Ghana my happy home, land of rich resources, land of mighty talents, racial tolerance, justice and freedom...
Why then do we find ourselves where we are now? How can we have so much and still be saddled with economic crisis, power crisis, etc. Should Ghanaians not be living large with the abundance in resources Ghana has been blessed with?
Are our leaders really looking out for us, or do they go out there and sell us out for their personal gain? Are all the decisions our leaders take in our best interest, or do they go out there looking out only for themselves, and how much they can make off us, and try to convince us whatever decision they took is for the best?
What about our international partners? Are we getting honest help from them?

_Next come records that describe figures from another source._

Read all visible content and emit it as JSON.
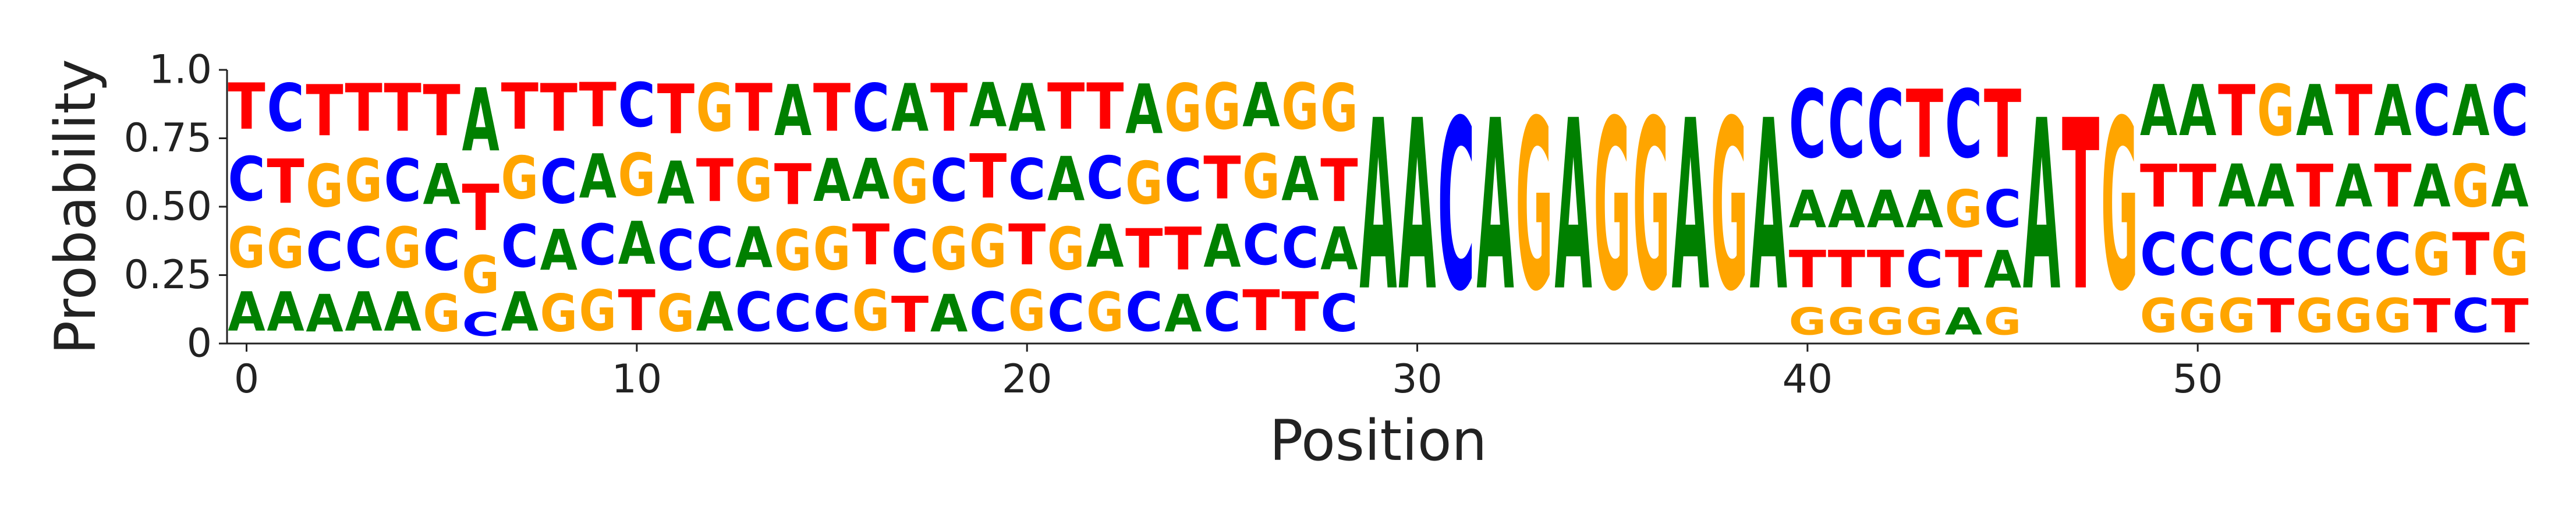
{
  "chart_data": {
    "type": "sequence-logo",
    "ylabel": "Probability",
    "xlabel": "Position",
    "ylim": [
      0,
      1
    ],
    "xlim": [
      -0.5,
      58.5
    ],
    "yticks": [
      0,
      0.25,
      0.5,
      0.75,
      1
    ],
    "ytick_labels": [
      "0",
      "0.25",
      "0.50",
      "0.75",
      "1.0"
    ],
    "xticks": [
      0,
      10,
      20,
      30,
      40,
      50
    ],
    "xtick_labels": [
      "0",
      "10",
      "20",
      "30",
      "40",
      "50"
    ],
    "colors": {
      "A": "#008000",
      "C": "#0000ff",
      "G": "#ffa500",
      "T": "#ff0000"
    },
    "positions": [
      {
        "pos": 0,
        "probs": {
          "T": 0.27,
          "G": 0.24,
          "C": 0.26,
          "A": 0.23
        }
      },
      {
        "pos": 1,
        "probs": {
          "C": 0.28,
          "A": 0.23,
          "T": 0.26,
          "G": 0.23
        }
      },
      {
        "pos": 2,
        "probs": {
          "T": 0.3,
          "G": 0.25,
          "A": 0.22,
          "C": 0.23
        }
      },
      {
        "pos": 3,
        "probs": {
          "T": 0.28,
          "G": 0.25,
          "A": 0.23,
          "C": 0.24
        }
      },
      {
        "pos": 4,
        "probs": {
          "T": 0.28,
          "C": 0.25,
          "G": 0.24,
          "A": 0.23
        }
      },
      {
        "pos": 5,
        "probs": {
          "T": 0.3,
          "C": 0.24,
          "G": 0.22,
          "A": 0.24
        }
      },
      {
        "pos": 6,
        "probs": {
          "A": 0.37,
          "T": 0.27,
          "G": 0.22,
          "C": 0.14
        }
      },
      {
        "pos": 7,
        "probs": {
          "T": 0.27,
          "C": 0.25,
          "G": 0.25,
          "A": 0.23
        }
      },
      {
        "pos": 8,
        "probs": {
          "T": 0.28,
          "C": 0.26,
          "A": 0.24,
          "G": 0.22
        }
      },
      {
        "pos": 9,
        "probs": {
          "A": 0.26,
          "T": 0.26,
          "G": 0.24,
          "C": 0.24
        }
      },
      {
        "pos": 10,
        "probs": {
          "C": 0.26,
          "A": 0.25,
          "T": 0.24,
          "G": 0.25
        }
      },
      {
        "pos": 11,
        "probs": {
          "T": 0.29,
          "A": 0.25,
          "C": 0.24,
          "G": 0.22
        }
      },
      {
        "pos": 12,
        "probs": {
          "G": 0.28,
          "T": 0.25,
          "C": 0.24,
          "A": 0.23
        }
      },
      {
        "pos": 13,
        "probs": {
          "T": 0.28,
          "G": 0.25,
          "A": 0.24,
          "C": 0.23
        }
      },
      {
        "pos": 14,
        "probs": {
          "A": 0.3,
          "G": 0.24,
          "T": 0.24,
          "C": 0.22
        }
      },
      {
        "pos": 15,
        "probs": {
          "T": 0.28,
          "G": 0.25,
          "A": 0.25,
          "C": 0.22
        }
      },
      {
        "pos": 16,
        "probs": {
          "C": 0.28,
          "G": 0.24,
          "T": 0.24,
          "A": 0.24
        }
      },
      {
        "pos": 17,
        "probs": {
          "A": 0.28,
          "G": 0.26,
          "T": 0.21,
          "C": 0.25
        }
      },
      {
        "pos": 18,
        "probs": {
          "T": 0.28,
          "G": 0.25,
          "A": 0.22,
          "C": 0.25
        }
      },
      {
        "pos": 19,
        "probs": {
          "T": 0.26,
          "A": 0.26,
          "G": 0.25,
          "C": 0.23
        }
      },
      {
        "pos": 20,
        "probs": {
          "A": 0.28,
          "G": 0.24,
          "T": 0.24,
          "C": 0.24
        }
      },
      {
        "pos": 21,
        "probs": {
          "T": 0.27,
          "A": 0.26,
          "G": 0.25,
          "C": 0.22
        }
      },
      {
        "pos": 22,
        "probs": {
          "T": 0.27,
          "A": 0.25,
          "G": 0.23,
          "C": 0.25
        }
      },
      {
        "pos": 23,
        "probs": {
          "A": 0.29,
          "G": 0.25,
          "C": 0.23,
          "T": 0.23
        }
      },
      {
        "pos": 24,
        "probs": {
          "G": 0.28,
          "T": 0.25,
          "A": 0.22,
          "C": 0.25
        }
      },
      {
        "pos": 25,
        "probs": {
          "G": 0.27,
          "A": 0.25,
          "T": 0.25,
          "C": 0.23
        }
      },
      {
        "pos": 26,
        "probs": {
          "G": 0.26,
          "A": 0.26,
          "T": 0.24,
          "C": 0.24
        }
      },
      {
        "pos": 27,
        "probs": {
          "G": 0.27,
          "A": 0.26,
          "T": 0.23,
          "C": 0.24
        }
      },
      {
        "pos": 28,
        "probs": {
          "G": 0.28,
          "A": 0.25,
          "T": 0.25,
          "C": 0.22
        }
      },
      {
        "pos": 29,
        "probs": {
          "A": 1.0
        }
      },
      {
        "pos": 30,
        "probs": {
          "A": 1.0
        }
      },
      {
        "pos": 31,
        "probs": {
          "C": 1.0
        }
      },
      {
        "pos": 32,
        "probs": {
          "A": 1.0
        }
      },
      {
        "pos": 33,
        "probs": {
          "G": 1.0
        }
      },
      {
        "pos": 34,
        "probs": {
          "A": 1.0
        }
      },
      {
        "pos": 35,
        "probs": {
          "G": 1.0
        }
      },
      {
        "pos": 36,
        "probs": {
          "G": 1.0
        }
      },
      {
        "pos": 37,
        "probs": {
          "A": 1.0
        }
      },
      {
        "pos": 38,
        "probs": {
          "G": 1.0
        }
      },
      {
        "pos": 39,
        "probs": {
          "A": 1.0
        }
      },
      {
        "pos": 40,
        "probs": {
          "C": 0.4,
          "T": 0.22,
          "A": 0.22,
          "G": 0.16
        }
      },
      {
        "pos": 41,
        "probs": {
          "C": 0.4,
          "T": 0.22,
          "A": 0.22,
          "G": 0.16
        }
      },
      {
        "pos": 42,
        "probs": {
          "C": 0.4,
          "T": 0.22,
          "A": 0.22,
          "G": 0.16
        }
      },
      {
        "pos": 43,
        "probs": {
          "T": 0.4,
          "C": 0.22,
          "A": 0.22,
          "G": 0.16
        }
      },
      {
        "pos": 44,
        "probs": {
          "C": 0.4,
          "T": 0.22,
          "G": 0.22,
          "A": 0.16
        }
      },
      {
        "pos": 45,
        "probs": {
          "T": 0.4,
          "A": 0.22,
          "C": 0.22,
          "G": 0.16
        }
      },
      {
        "pos": 46,
        "probs": {
          "A": 1.0
        }
      },
      {
        "pos": 47,
        "probs": {
          "T": 1.0
        }
      },
      {
        "pos": 48,
        "probs": {
          "G": 1.0
        }
      },
      {
        "pos": 49,
        "probs": {
          "A": 0.3,
          "C": 0.25,
          "T": 0.25,
          "G": 0.2
        }
      },
      {
        "pos": 50,
        "probs": {
          "A": 0.3,
          "C": 0.25,
          "T": 0.25,
          "G": 0.2
        }
      },
      {
        "pos": 51,
        "probs": {
          "T": 0.3,
          "C": 0.25,
          "A": 0.25,
          "G": 0.2
        }
      },
      {
        "pos": 52,
        "probs": {
          "G": 0.3,
          "C": 0.25,
          "A": 0.25,
          "T": 0.2
        }
      },
      {
        "pos": 53,
        "probs": {
          "A": 0.3,
          "C": 0.25,
          "T": 0.25,
          "G": 0.2
        }
      },
      {
        "pos": 54,
        "probs": {
          "T": 0.3,
          "C": 0.25,
          "A": 0.25,
          "G": 0.2
        }
      },
      {
        "pos": 55,
        "probs": {
          "A": 0.3,
          "C": 0.25,
          "T": 0.25,
          "G": 0.2
        }
      },
      {
        "pos": 56,
        "probs": {
          "C": 0.3,
          "G": 0.25,
          "A": 0.25,
          "T": 0.2
        }
      },
      {
        "pos": 57,
        "probs": {
          "A": 0.3,
          "T": 0.25,
          "G": 0.25,
          "C": 0.2
        }
      },
      {
        "pos": 58,
        "probs": {
          "C": 0.3,
          "G": 0.25,
          "A": 0.25,
          "T": 0.2
        }
      }
    ]
  }
}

Do they honestly want to see us get out of this quagmire we find ourselves in (through no fault of ours), or are they interested only in helping us so far, but not all the way?
One Million Pounds, the latest play by James Ebo Whyte, tells the story of 4 talented Ghanaians who take a shot at the maiden edition of an international competition. Much to everyone's surprise, they make it so far. It would have been novel for an African group to win, but the system was willing to let them get only so far, but definitely not all the way. Much to the exasperation of the system, the African group appears to be going further than the system ever intended for them to go. What to do? How to deal with this situation? Well, the group is from Africa, they have a leader, and African leaders and free money, well, enough said about that.

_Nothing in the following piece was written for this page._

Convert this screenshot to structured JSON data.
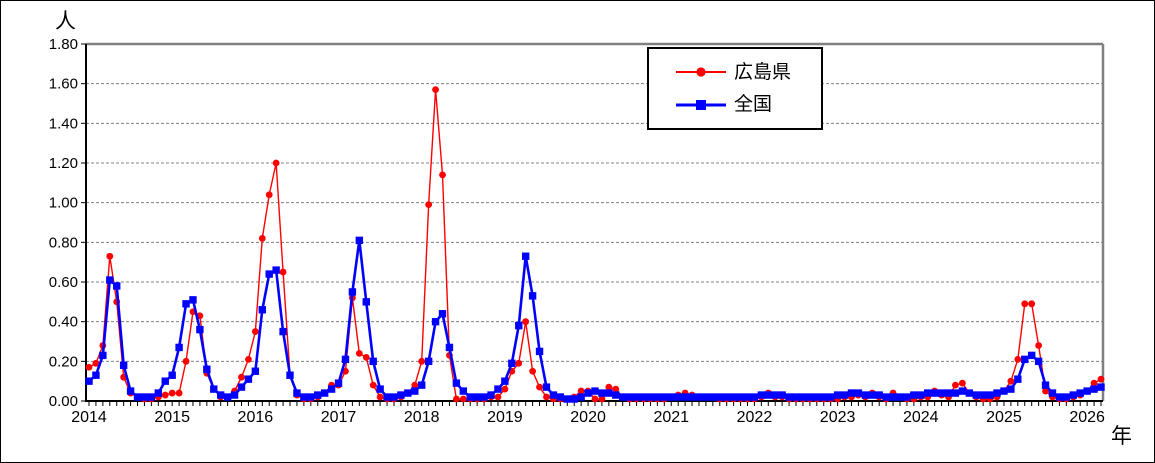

How these 4 handle their manager selling them out, and almost clipping their wings before they even had a chance to take off, takes a lot of determination and realisation that they may be down, but they were definitely not out.

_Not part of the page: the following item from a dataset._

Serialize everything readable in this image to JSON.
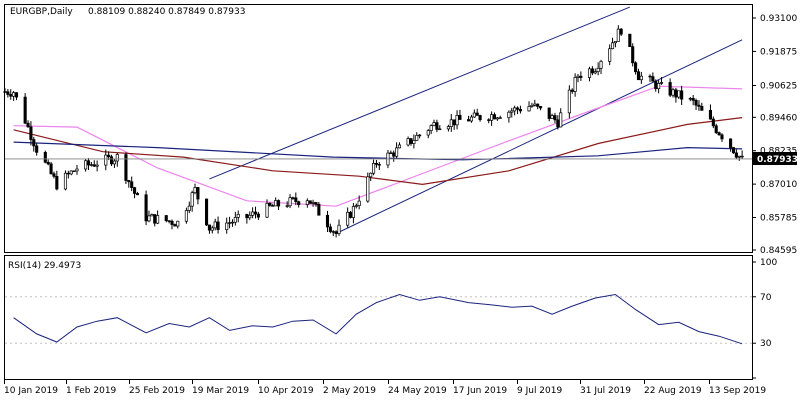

The tale is told of love, insecurity, greed, corruption, hope, betrayal and foolishness, laced with the humour characteristic of every Uncle Ebo Whyte play.
Can the story of Jama, the talented 4, be likened to the story of Ghana and its leadership? Why not judge for yourselves this weekend, Easter Monday and next weekend at the National Theatre. I should add that there are a myriad of lessons to be picked up from One Million Pounds.